By 2013, the entire 334-mile boundary had been relocated and re-marked. Unfortunately, it was not always where people had thought it was. Some residents living near the boundary discovered that their homes were in fact in a different state. A North Carolina doctor discovered that the room in his home where he sometimes saw patients was in fact in South Carolina, and worried he would have to get a South Carolina medical license.
Fortunately, the two states had seen this coming, and the Joint Boundary Commission they formed to oversee the surveying began to catalog potential negative impacts. The commission sent letters and aerial photos to 173 landowners warning that their lives — and sometimes their addresses — could change, and asked for comments. Those comments are being used to shape legislation that should solve most of the resulting problems.
But an obvious fix is not in sight for Lewis Efird, who bought a gas station just south of what he thought was the state line in the early 1990s to take advantage of South Carolina’s significantly lower gas tax, as well as the ability to sell beer and fireworks. Unfortunately, the survey work showed conclusively that his pumps were in a part of North Carolina where gas is more expensive, beer sales are not allowed and fireworks are illegal. As he told commissioners in a public meeting, “Our business is going to be destroyed.”
The two states are expected to approve the boundary surveys and remedial legislation early in 2015, assuming they can solve Mr. Efird’s problem — several lawmakers have expressed concern over hurting a prominent small business. Whatever happens, the experience offers a potential model for interstate cooperation.
The Carolinas have shown that cooperation is cheaper than litigation. Sidney C. Miller, the boundary commission’s co-chairman from South Carolina, said 20 years of boundary resurveying had cost his state just a fraction of the bills from the 1990 Georgia lawsuit, not to mention lower levels of stress and vitriol.

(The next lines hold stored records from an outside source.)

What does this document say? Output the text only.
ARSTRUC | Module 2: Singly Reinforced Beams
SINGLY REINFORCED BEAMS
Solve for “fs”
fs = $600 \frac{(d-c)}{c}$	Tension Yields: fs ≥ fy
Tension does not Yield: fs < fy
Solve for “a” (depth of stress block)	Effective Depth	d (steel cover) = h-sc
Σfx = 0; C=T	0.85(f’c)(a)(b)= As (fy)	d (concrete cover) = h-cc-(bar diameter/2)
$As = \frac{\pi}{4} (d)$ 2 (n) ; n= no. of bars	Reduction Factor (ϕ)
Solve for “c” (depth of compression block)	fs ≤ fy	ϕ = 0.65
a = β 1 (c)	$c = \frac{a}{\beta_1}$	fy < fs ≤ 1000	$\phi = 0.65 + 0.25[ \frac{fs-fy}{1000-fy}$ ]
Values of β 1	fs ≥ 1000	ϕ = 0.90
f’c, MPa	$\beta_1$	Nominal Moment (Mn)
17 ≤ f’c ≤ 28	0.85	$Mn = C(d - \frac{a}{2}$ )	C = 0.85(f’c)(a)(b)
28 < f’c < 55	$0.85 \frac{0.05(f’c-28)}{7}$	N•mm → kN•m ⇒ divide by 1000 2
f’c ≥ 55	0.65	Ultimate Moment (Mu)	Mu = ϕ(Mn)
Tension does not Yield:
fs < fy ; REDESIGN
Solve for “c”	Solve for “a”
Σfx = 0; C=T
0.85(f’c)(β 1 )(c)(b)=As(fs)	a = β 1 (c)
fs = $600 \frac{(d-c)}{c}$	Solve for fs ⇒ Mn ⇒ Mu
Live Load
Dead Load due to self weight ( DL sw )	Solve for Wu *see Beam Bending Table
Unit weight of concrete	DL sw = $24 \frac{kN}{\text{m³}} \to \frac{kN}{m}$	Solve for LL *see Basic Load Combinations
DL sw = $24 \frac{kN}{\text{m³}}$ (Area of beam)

Their experiment has also worked because it was handled by professional surveyors and other experts, kept legislators in the loop and involved affected citizens. Not all of them will be happy, but the public-hearing schedule, as well as a legislative-approval requirement, has kept the process transparent and minimized political intrigues.
Clearly, when you let able professionals handle complex problems and offer science-based solutions to well-informed politicians, anything is possible, even in 21st-century America.